PVD Physical Vapor Deposition deposizione fisica da fase vapore

 PVD ist die Abkürzung für Physical Vapour Deposition, d.h. für die physikalische Gasphasenabscheidung.

  • Die PVD-Beschichtung erfolgt durch Verdampfung der Metalle, aus denen sich die Beschichtungsschicht, die wir erhalten, zusammensetzt.
  • Der Transport von den Target genannten Quellen bis zu den zu beschichtenden Teilen erfolgt mittels eines Dampfs oder Plasmas, d.h. mittels eines ionisierten Gases mit niedrigem Druck.
  • Die Abscheidung wird durch das Vorhandensein eines elektrischen Felds begünstigt.
  • Es gibt verschiedene PVD-Techniken, die in solche mit fester Quelle unterteilt werden, wie das der Fall von kathodischen Abscheidungen wie Bogen oder Sputtern ist, und solche mit geschmolzener Quelle wie die Verdampfung durch den Joule-Effekt oder mit einem Kanonenstrahler.
  • Droplets. Unter „Tröpfchen“-Effekt wird das Vorhandensein in der abgelagerten Schicht von kleinsten Tröpfchen des Materials verstanden, das sich nach seiner Verdampfung nicht in atomarer Form aggregiert hat und somit das geformt hat, was vielleicht als einziger Nachteil dieser Technologie gelten kann.
  • Sputtern ist eine Kathodenzerstäubung bzw. ein Verfahren, bei dem es zur Emission von Atomen, Molekularfragmenten eines festen Materials kommt, das auch Target genannt wird und mit einem Strahl energetischer Partikel (im Allgemeinen Ionen) bombardiert wird.
  • Zirkonnitrid (ZrN) ist eine der bekanntesten PVD-Beschichtungen sowohl im dekorativen Bereich als auch auf dem Gebiet der Zerspanung und des Druckgusses. Die Haupteigenschaften dieser Beschichtung sind eine hohe Härte und ein niedriger Reibungskoeffizient; darüber hinaus erfüllt Zirkonnitrid die Normen ISO 10993 (Biokompatibilität) und FDA (Food Drugs Administration).

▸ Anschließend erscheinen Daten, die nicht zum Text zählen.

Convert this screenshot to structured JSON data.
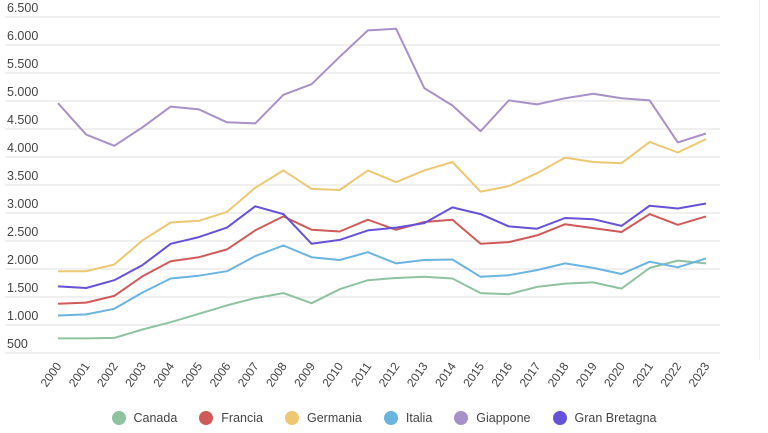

  • Titannitrid (TiN) ist seit Jahrzenten auf dem Markt und ist eine PVD-Beschichtung, die nach wie vor eine absolut wichtige Rolle spielt. TiN gilt seit jeher als Referenz auf dem Gebiet der Zerspanung, seine Eigenschaften stoßen aber auch in vielen anderen Anwendungsbereichen auf großes Interesse. TiN erfüllt die Normen ISO 10993 (Biokompatibilität) und FDA (Food Drugs Administration) und ist daher eine optimale Lösungen sowohl auf dem Gebiet der Medizinaltechnik als auch auf dem Gebiet von Automaten und mechanischen Teilen.

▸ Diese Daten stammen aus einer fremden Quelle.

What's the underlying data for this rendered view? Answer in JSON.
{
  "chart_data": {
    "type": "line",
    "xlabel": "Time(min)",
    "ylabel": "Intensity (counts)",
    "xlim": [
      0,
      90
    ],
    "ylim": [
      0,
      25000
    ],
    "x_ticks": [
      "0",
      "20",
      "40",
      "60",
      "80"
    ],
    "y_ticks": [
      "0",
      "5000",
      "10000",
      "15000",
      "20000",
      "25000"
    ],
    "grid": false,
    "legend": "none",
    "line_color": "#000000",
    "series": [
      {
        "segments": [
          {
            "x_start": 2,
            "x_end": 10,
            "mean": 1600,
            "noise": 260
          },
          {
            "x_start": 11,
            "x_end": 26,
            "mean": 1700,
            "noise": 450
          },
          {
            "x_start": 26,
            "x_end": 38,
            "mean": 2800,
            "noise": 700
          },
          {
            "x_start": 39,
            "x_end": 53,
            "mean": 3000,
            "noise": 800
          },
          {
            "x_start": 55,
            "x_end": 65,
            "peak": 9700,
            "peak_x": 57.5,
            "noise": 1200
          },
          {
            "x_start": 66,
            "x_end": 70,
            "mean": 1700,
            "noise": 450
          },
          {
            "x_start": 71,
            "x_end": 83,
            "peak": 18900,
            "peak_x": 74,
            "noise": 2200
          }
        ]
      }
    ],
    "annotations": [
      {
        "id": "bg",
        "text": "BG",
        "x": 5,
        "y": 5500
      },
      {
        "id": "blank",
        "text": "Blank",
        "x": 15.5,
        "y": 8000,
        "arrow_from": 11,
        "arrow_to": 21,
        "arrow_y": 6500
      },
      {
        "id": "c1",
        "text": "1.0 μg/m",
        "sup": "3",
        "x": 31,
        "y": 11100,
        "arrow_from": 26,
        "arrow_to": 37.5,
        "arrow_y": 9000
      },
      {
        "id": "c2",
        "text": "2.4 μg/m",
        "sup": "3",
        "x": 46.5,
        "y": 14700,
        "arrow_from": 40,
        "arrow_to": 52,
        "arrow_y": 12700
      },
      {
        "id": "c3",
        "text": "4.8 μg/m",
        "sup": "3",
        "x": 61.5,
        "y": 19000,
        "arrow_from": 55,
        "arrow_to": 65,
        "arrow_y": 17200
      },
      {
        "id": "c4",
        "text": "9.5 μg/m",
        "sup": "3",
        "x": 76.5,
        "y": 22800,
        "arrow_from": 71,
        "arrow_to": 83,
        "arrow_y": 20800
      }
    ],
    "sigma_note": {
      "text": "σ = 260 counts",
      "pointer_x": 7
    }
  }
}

  • Titancarbonitrid (TiCN) ist die Weiterentwicklung von TiN, von dem es die bereits geschätzten Eigenschaften übernimmt und noch einige Eigenschaften wie die Härte verbessert, die 50% höher ist als die von TiN und somit eine höhere Verschleißfestigkeit gewährleistet. TiCN erfüllt die FDA-Normen (Food Drugs Administration).

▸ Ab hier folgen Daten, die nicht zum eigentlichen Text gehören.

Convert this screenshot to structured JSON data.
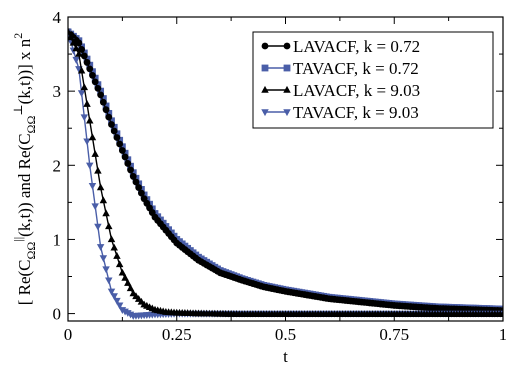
{
  "chart_data": {
    "type": "line",
    "xlabel": "t",
    "ylabel_parts": {
      "open": "[ Re(C",
      "sub1": "ΩΩ",
      "sup1": "||",
      "mid": "(k,t)) and Re(C",
      "sub2": "ΩΩ",
      "sup2": "⊥",
      "close": "(k,t))] x n",
      "sup3": "2"
    },
    "xlim": [
      0,
      1
    ],
    "ylim": [
      -0.1,
      4
    ],
    "x_ticks": [
      0,
      0.25,
      0.5,
      0.75,
      1
    ],
    "x_tick_labels": [
      "0",
      "0.25",
      "0.5",
      "0.75",
      "1"
    ],
    "y_ticks": [
      0,
      1,
      2,
      3,
      4
    ],
    "y_tick_labels": [
      "0",
      "1",
      "2",
      "3",
      "4"
    ],
    "grid": false,
    "legend_placement": "top-right",
    "series": [
      {
        "name": "LAVACF, k = 0.72",
        "color": "#000000",
        "marker": "circle",
        "x": [
          0,
          0.025,
          0.05,
          0.075,
          0.1,
          0.125,
          0.15,
          0.175,
          0.2,
          0.25,
          0.3,
          0.35,
          0.4,
          0.45,
          0.5,
          0.55,
          0.6,
          0.65,
          0.7,
          0.75,
          0.8,
          0.85,
          0.9,
          0.95,
          1.0
        ],
        "values": [
          3.8,
          3.65,
          3.3,
          2.95,
          2.55,
          2.2,
          1.85,
          1.55,
          1.3,
          0.95,
          0.72,
          0.55,
          0.45,
          0.36,
          0.3,
          0.25,
          0.2,
          0.17,
          0.14,
          0.11,
          0.09,
          0.07,
          0.06,
          0.05,
          0.04
        ]
      },
      {
        "name": "TAVACF, k = 0.72",
        "color": "#4a5ea8",
        "marker": "square",
        "x": [
          0,
          0.025,
          0.05,
          0.075,
          0.1,
          0.125,
          0.15,
          0.175,
          0.2,
          0.25,
          0.3,
          0.35,
          0.4,
          0.45,
          0.5,
          0.55,
          0.6,
          0.65,
          0.7,
          0.75,
          0.8,
          0.85,
          0.9,
          0.95,
          1.0
        ],
        "values": [
          3.8,
          3.68,
          3.35,
          3.0,
          2.6,
          2.25,
          1.9,
          1.6,
          1.35,
          1.0,
          0.76,
          0.58,
          0.47,
          0.38,
          0.32,
          0.27,
          0.22,
          0.19,
          0.16,
          0.13,
          0.11,
          0.09,
          0.08,
          0.07,
          0.06
        ]
      },
      {
        "name": "LAVACF, k = 9.03",
        "color": "#000000",
        "marker": "triangle-up",
        "x": [
          0,
          0.025,
          0.05,
          0.075,
          0.1,
          0.125,
          0.15,
          0.175,
          0.2,
          0.225,
          0.25,
          0.3,
          0.4,
          0.5,
          0.6,
          0.7,
          0.8,
          0.9,
          1.0
        ],
        "values": [
          3.8,
          3.5,
          2.6,
          1.7,
          1.0,
          0.55,
          0.27,
          0.12,
          0.05,
          0.02,
          0.01,
          0.0,
          -0.01,
          -0.01,
          -0.01,
          -0.01,
          -0.01,
          -0.01,
          -0.01
        ]
      },
      {
        "name": "TAVACF, k = 9.03",
        "color": "#4a5ea8",
        "marker": "triangle-down",
        "x": [
          0,
          0.025,
          0.05,
          0.075,
          0.1,
          0.125,
          0.15,
          0.175,
          0.2,
          0.25,
          0.3,
          0.4,
          0.5,
          0.6,
          0.7,
          0.8,
          0.9,
          1.0
        ],
        "values": [
          3.8,
          3.3,
          2.0,
          0.9,
          0.3,
          0.05,
          -0.03,
          -0.02,
          -0.01,
          0.0,
          0.0,
          0.0,
          0.0,
          0.0,
          0.0,
          0.0,
          0.0,
          0.0
        ]
      }
    ]
  }
}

  • Chromnitrid (CrN) ist eine Beschichtung mit hervorragender Korrosionsbeständigkeit, die eine außerordentliche Barriere gegen chemische Aggressionen und gegen Oxidation bietet. Der niedrige Reibungskoeffizient dieser Beschichtung ermöglicht die Verringerung des Phänomens des fressenden Verschleißes zwischen Gleitoberflächen und besitzt darüber hinaus eine hervorragende Beständigkeit gegen thermische Belastungen. CrN kann bei niedrigen Temperaturen (bis zu 180°C) aufgetragen werden und eignet sich somit zur Anwendung bei einer Vielzahl verschiedener Materialien. Chromnitrid ist von der FDA (Food Drugs Administration) akzeptiert.